Chris Fagan’s name has not yet been thrown up in the perennial end-of-season debate over who should emerge the fitting winner of coach of the year but on the eve of the 62-year-old’s fifth consecutive finals series it is worth considering his 2023 performance in the context of his public and private journey over the past 11 months.
Such accolades are clearly not what he is chasing as the Lions knock on the premiership door yet again, but in simple win-loss terms Fagan has joined Chris Scott as the most successful AFL coach of the past five years and could go past the Geelong coach in the finals.
Football’s poster boy for recruitment and player retention, Fagan has, under the guidance of Greg Swann, reformed the club and – what friend and former player Luke Hodge describes as – its “fractured culture”.

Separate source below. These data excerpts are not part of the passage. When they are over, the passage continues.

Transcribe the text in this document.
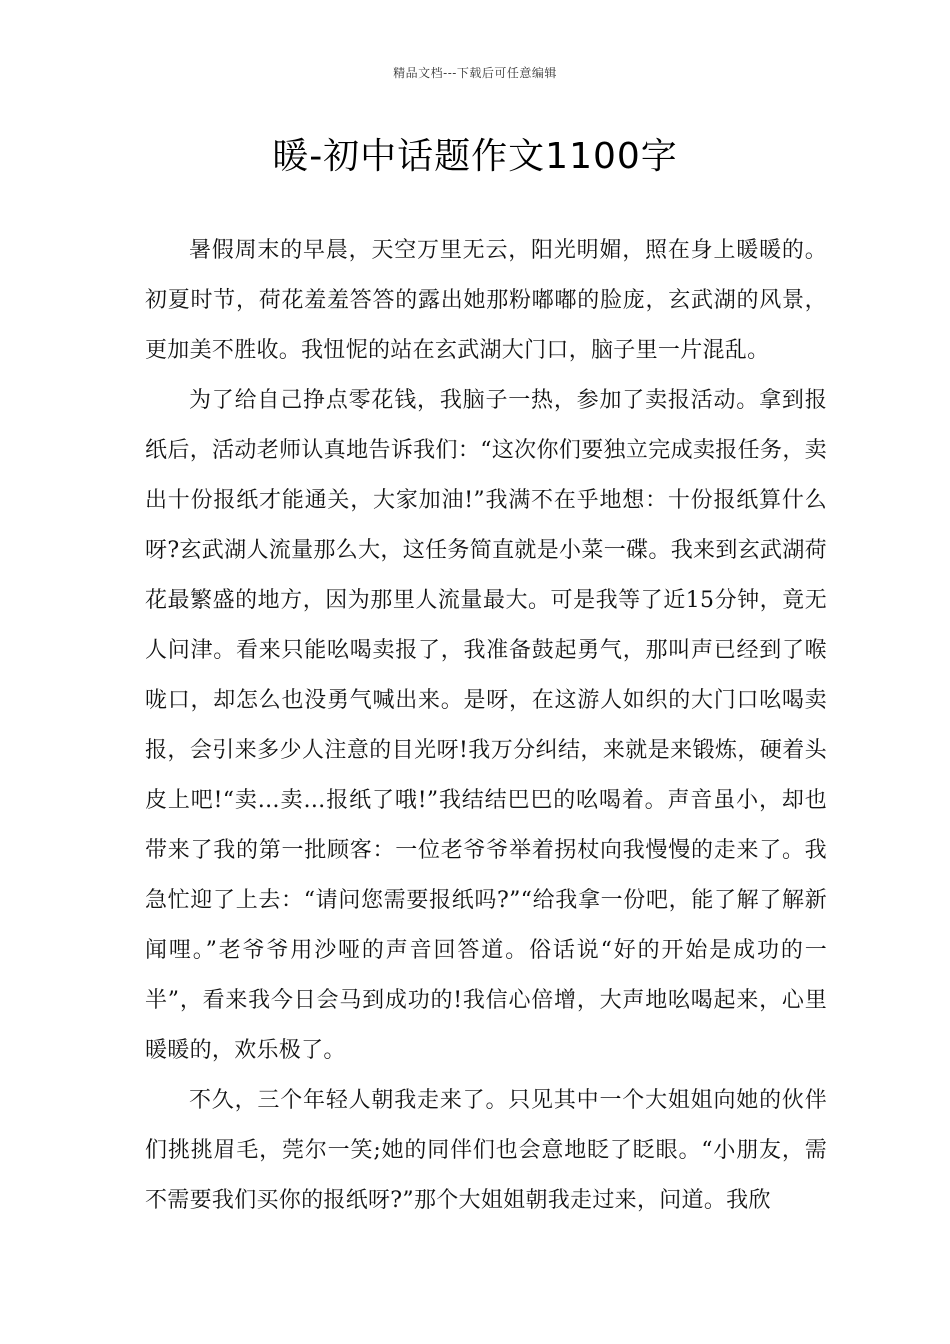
精品文档---下载后可任意编辑
暖-初中话题作文1100字

暑假周末的早晨，天空万里无云，阳光明媚，照在身上暖暖的。初夏时节，荷花羞羞答答的露出她那粉嘟嘟的脸庞，玄武湖的风景，更加美不胜收。我忸怩的站在玄武湖大门口，脑子里一片混乱。

为了给自己挣点零花钱，我脑子一热，参加了卖报活动。拿到报纸后，活动老师认真地告诉我们：“这次你们要独立完成卖报任务，卖出十份报纸才能通关，大家加油!”我满不在乎地想：十份报纸算什么呀?玄武湖人流量那么大，这任务简直就是小菜一碟。我来到玄武湖荷花最繁盛的地方，因为那里人流量最大。可是我等了近15分钟，竟无人问津。看来只能吆喝卖报了，我准备鼓起勇气，那叫声已经到了喉咙口，却怎么也没勇气喊出来。是呀，在这游人如织的大门口吆喝卖报，会引来多少人注意的目光呀!我万分纠结，来就是来锻炼，硬着头皮上吧!“卖…卖…报纸了哦!”我结结巴巴的吆喝着。声音虽小，却也带来了我的第一批顾客：一位老爷爷举着拐杖向我慢慢的走来了。我急忙迎了上去：“请问您需要报纸吗?”“给我拿一份吧，能了解了解新闻哩。”老爷爷用沙哑的声音回答道。俗话说“好的开始是成功的一半”，看来我今日会马到成功的!我信心倍增，大声地吆喝起来，心里暖暖的，欢乐极了。

不久，三个年轻人朝我走来了。只见其中一个大姐姐向她的伙伴们挑挑眉毛，莞尔一笑;她的同伴们也会意地眨了眨眼。“小朋友，需不需要我们买你的报纸呀?”那个大姐姐朝我走过来，问道。我欣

But the eve of another September sits a far cry from Monday, September 19, 2022. Fresh from a preliminary final belting by Geelong, Fagan learned he was one target in a series of historic allegations by a group of First Nations players and their partners in an article to be published by the ABC.
In the days that followed he stepped away from the game as he awaited the AFL’s stated intention to resolve the devastating and complex matter by Christmas. Fagan, who has from the outset strenuously denied the allegations against him, barely left his house for the next two weeks, stepping outside for exercise only at night when he hoped he wouldn’t run into other people.